Why not chat away, interrupt, engage the mother with conversation? During the birth a mother goes into an internal birth space, it’s a different state of being than she is in every day life. Naturally, she quietens down her chattering mind, her neo-cortex, the same part of the brain that shuts down as you drift off to sleep at night. Michel Odent told me he called it “falling into sleep and falling into labour”.  To allow the right birth space is to allow the mother the same space as she falls asleep in every night. Secure, dark, unobserved, protected and quiet. If someone were chattering away to you, or standing over watching you while you were trying to get to sleep it would be difficult wouldn’t it!
Very often midwives used to knit so that they could just be in the birth space, occupied with something that allowed them to be present without making their presence felt. This strong, calm, non-judgmental, quiet reassurance helped to hold the mother in that  birth space, without the need for interruption.

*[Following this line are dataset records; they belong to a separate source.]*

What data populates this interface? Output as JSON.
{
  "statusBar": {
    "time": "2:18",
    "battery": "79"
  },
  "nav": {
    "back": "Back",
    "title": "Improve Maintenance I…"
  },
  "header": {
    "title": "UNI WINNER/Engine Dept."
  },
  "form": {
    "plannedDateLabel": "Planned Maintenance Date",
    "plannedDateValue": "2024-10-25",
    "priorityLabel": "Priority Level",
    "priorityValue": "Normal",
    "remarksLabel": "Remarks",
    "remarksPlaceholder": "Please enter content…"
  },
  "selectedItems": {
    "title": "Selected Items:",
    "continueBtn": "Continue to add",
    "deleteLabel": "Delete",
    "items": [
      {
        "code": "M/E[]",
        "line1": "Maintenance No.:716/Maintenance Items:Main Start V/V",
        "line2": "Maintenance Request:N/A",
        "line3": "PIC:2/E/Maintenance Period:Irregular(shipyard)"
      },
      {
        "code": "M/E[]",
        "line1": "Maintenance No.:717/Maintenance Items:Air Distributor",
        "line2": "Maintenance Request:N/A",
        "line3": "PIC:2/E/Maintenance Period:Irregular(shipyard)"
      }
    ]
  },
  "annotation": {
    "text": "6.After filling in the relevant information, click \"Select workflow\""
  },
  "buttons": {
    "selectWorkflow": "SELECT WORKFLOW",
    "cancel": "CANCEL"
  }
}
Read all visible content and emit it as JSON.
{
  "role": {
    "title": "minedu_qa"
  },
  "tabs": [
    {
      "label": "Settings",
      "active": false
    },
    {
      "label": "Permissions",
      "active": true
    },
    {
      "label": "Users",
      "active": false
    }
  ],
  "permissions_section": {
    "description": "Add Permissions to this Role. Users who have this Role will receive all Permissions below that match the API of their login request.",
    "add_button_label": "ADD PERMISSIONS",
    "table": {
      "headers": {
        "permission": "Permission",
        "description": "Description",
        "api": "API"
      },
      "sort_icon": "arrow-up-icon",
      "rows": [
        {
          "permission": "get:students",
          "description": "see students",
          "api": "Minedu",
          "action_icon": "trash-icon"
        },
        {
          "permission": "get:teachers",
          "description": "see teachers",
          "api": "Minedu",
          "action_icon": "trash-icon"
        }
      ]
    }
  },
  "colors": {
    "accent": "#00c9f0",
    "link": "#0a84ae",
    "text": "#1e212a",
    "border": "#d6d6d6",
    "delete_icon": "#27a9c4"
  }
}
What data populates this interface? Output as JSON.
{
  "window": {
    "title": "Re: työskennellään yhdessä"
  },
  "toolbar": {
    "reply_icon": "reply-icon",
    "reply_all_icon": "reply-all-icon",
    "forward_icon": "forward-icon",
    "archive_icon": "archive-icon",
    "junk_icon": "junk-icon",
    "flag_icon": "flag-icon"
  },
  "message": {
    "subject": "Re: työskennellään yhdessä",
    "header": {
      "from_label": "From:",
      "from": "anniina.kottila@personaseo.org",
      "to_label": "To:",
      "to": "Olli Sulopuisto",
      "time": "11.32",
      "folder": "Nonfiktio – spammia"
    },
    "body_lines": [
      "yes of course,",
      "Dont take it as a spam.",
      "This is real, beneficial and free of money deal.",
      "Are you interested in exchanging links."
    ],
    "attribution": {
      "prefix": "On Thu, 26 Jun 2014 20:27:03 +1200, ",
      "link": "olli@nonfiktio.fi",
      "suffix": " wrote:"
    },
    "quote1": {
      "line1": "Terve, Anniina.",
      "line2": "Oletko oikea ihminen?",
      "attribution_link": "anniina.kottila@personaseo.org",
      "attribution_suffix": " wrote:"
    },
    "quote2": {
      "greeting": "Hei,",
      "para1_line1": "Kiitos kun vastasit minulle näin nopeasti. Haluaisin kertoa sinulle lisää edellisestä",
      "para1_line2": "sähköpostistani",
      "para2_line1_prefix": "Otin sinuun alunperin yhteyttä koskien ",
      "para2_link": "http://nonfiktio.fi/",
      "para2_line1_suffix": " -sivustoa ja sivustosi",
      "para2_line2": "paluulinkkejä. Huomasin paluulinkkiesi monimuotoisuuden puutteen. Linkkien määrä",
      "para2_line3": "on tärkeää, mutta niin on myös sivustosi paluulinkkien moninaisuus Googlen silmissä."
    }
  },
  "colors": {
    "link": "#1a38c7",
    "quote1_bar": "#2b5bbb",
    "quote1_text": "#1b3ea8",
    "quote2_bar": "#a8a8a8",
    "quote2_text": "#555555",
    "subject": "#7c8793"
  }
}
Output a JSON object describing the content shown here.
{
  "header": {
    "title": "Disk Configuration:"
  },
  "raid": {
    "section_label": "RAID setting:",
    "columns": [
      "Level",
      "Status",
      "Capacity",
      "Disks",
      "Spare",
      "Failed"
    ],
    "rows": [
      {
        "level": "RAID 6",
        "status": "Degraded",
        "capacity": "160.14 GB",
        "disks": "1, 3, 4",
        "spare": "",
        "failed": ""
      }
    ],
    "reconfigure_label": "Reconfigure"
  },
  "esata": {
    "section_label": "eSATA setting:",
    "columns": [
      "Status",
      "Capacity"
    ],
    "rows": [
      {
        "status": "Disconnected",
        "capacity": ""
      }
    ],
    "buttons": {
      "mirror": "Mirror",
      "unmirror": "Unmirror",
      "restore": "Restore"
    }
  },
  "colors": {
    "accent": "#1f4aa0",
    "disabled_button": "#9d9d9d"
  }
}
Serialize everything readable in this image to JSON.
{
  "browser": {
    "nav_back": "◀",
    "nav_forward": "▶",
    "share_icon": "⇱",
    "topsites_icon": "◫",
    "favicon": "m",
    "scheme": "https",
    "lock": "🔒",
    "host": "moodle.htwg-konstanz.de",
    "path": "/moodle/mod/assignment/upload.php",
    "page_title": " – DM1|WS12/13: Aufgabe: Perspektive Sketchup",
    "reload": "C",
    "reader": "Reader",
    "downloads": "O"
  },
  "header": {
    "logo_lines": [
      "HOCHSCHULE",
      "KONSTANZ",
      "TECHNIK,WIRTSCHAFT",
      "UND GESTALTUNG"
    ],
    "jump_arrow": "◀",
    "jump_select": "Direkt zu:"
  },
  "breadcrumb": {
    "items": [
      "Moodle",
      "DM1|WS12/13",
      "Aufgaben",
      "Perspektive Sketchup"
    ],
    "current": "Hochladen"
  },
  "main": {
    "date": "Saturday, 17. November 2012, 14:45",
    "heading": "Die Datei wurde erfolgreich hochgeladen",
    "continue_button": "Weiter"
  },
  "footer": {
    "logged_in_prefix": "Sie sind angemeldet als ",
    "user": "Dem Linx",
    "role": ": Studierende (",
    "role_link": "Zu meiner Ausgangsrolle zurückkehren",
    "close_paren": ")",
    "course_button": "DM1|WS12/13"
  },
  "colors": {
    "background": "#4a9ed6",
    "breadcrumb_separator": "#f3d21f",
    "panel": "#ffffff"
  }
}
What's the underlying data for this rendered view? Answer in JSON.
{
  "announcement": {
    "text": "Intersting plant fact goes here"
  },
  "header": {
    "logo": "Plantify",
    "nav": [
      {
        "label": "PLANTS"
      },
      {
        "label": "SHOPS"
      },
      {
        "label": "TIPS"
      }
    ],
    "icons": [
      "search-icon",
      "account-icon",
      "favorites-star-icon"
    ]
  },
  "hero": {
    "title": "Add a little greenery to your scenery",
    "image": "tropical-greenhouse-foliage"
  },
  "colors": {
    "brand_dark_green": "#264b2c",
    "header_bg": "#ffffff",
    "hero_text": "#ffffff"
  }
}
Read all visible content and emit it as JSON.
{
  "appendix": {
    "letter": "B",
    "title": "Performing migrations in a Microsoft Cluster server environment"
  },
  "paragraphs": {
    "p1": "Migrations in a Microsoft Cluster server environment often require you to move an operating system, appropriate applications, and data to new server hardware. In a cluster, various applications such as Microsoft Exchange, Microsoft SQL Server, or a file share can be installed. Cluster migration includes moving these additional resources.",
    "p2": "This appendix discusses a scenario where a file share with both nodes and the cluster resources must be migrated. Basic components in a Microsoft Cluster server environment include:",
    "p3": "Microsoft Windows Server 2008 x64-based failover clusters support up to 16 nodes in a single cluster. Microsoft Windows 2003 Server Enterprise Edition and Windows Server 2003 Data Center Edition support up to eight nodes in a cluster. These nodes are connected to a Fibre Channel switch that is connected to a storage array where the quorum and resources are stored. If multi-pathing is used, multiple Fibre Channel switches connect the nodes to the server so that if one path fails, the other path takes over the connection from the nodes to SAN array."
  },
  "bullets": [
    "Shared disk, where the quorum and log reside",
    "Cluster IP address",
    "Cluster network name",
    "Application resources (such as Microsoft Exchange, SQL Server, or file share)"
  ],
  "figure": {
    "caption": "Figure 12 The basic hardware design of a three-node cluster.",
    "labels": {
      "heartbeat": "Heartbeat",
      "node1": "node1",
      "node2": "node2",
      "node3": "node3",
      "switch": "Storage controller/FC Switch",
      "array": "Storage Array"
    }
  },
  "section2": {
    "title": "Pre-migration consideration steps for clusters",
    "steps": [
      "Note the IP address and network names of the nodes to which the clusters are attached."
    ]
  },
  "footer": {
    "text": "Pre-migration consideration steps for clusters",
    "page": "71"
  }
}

So when it’s silent be silent too. If the mother makes noise, or asks questions that seem irrational and unlike her,  don’t always feel like you have to reply or even give words of reassurance. Bite your tongue, be strong, present and calm.  Consider that nothing needs fixing, everything is fine and that by wading in with words you are disrupting something that needs to be uninterrupted and undisturbed . Sometimes that quiet, calm presence, and that reassuring shrug and smile are all that’s needed for the birth space to be a perfect space for birth.